Expecting the Unexpected in Italy

The greatest joy of travel are those moments when you go, ‘Huh? I didn’t expect that’. On a recent stroll through Italy I was constantly surprised and my expectations and assumptions regularly challenged.

Perhaps this is more of a reflection of my own ignorance and biases, and this is what I found…

Toilet roll

Photo: pexels.com & -hermaion

1. Squat Toilets: I definitely wasn’t expecting squat toilets in Italy! I have had my fair share of experience with squat toilets throughout Asia, but I have never run across these in Europe.

These toilets were very common in the northern part of Italy and even the smartest looking café had these surprising facilities for customers. Any port in a storm, although very hard on tired leg muscles after walking 20km or so.

2. The Use of Bicycles: I was thrilled to see so many people using bicycles as their normal mode of transport. We do this very badly in Australia with few dedicated bike paths and substantially more bike unaware drivers.

Bicycle

Photo: pexels.com

In Italy people of every age, social class and profession were out on their bikes. Old people pedaling along to collect their newspaper or daily bread. Suited men and women heading to or from work, and parents with their children cycling to school. It was wonderful to see.

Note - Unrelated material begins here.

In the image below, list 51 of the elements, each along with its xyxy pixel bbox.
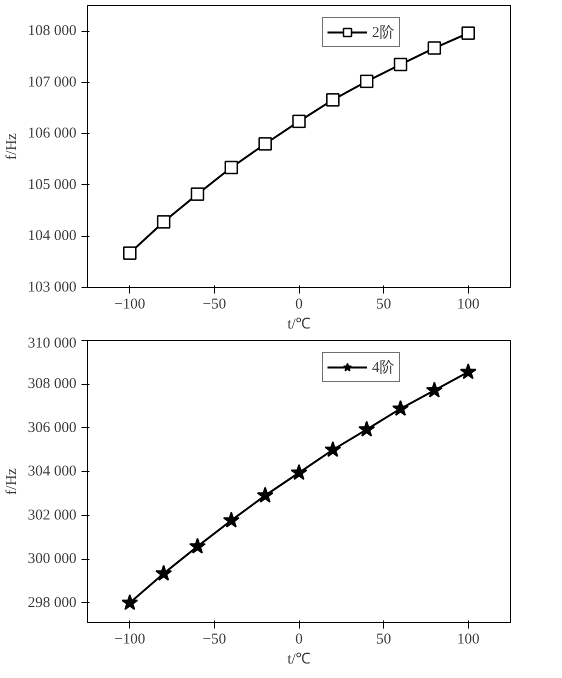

3. Tattoos: For some reason I assumed that the uber-fashionable and stylish Italians would be above the tattoo trend, but No. Even the most beautiful and glamorous Italian would have tattoos splashed up their arms and across their backs. Grandmothers had tattoos of their grandchildren on their wrists and many men were covered head to toe.

Italy tattoo - pinterest

Photo: pinterest

 My apologies, but I just don’t understand the desire to permanently paint images on your body that one day you may despise and will definitely be subject to age and gravity, and end up a faded, saggy mess.

4. Dogs: Italian people love their dogs. In the cities I saw dogs in handbags, dogs in baby strollers and dogs on leads being as social as their owners in the cafés and piazzas. The ultimate fashion accessory perhaps?

Unfortunately I also experienced more than my fair share of sad, angry and frustrated dogs used as security for their owners’ country properties. So many times I walked past farm yards and country estates only to have large and small dogs stretch through the fences and try to eat me for breakfast. It was incredibly sad to see these dogs unloved and neglected.

 5. Green & Lush: For some weird reason I had this picture in my mind that Italy had a climate similar to Australia i.e. hot and dry with great swathes of parched countryside. That was obviously my ignorance as Italy is lush and green, even at the end of Summer, and appears to have endless lakes, teeming rivers and babbling brooks.

After living in drought for so long in Australia, it was pure pleasure to walk through knee-high green grass accompanied by the sound of running water.

The Duomo - Sienna, Italy

The Duomo – Sienna

6. Empty Churches: It is easy to suffer from ABC (Another Bloody Church) in Italy, but so many churches are worth a look, even if it is just to marvel at the architecture. However, I was constantly surprised at how empty the churches were, with no worshippers at all or just a handful of elderly women.

Perhaps the Catholic Church in Italy is impacted like many other formal or traditional religions all over the World with aging and declining parishioner numbers. Italy may also suffer from the problem of having really small congregation numbers spread over a large number of churches crammed into every town. I truly thought that such a strong Catholic country would be immune from such trends.

Smoking

Photo: pexels.com

7. Smoking: I could not believe the amount of people who smoked in Italy, even in restaurants. I realise this is an individual choice however I can’t help but think about the health and productivity costs that must affect this country.

 8. Men in cafes: A café was not a café without a few tables of men reading the newspaper, playing cards or arguing. It didn’t matter what time of day I passed any café, they were a permanent fixture. Obviously all that socialising is good for them, but didn’t they have jobs? And where were all the women? Don’t they enjoy coffee and a chat too?

This post is not meant to be judgmental (although the smoking nearly did my head in), but more of a commentary on a few things that are so different (except the tattoos) from my life in Australia.

Polenta Festival sign

Let’s celebrate polenta??

Travel opens the eyes, the mind and the heart. You just can’t buy that sort of powerful experience by staying at home in your own patch.

What was your biggest surprise whilst traveling?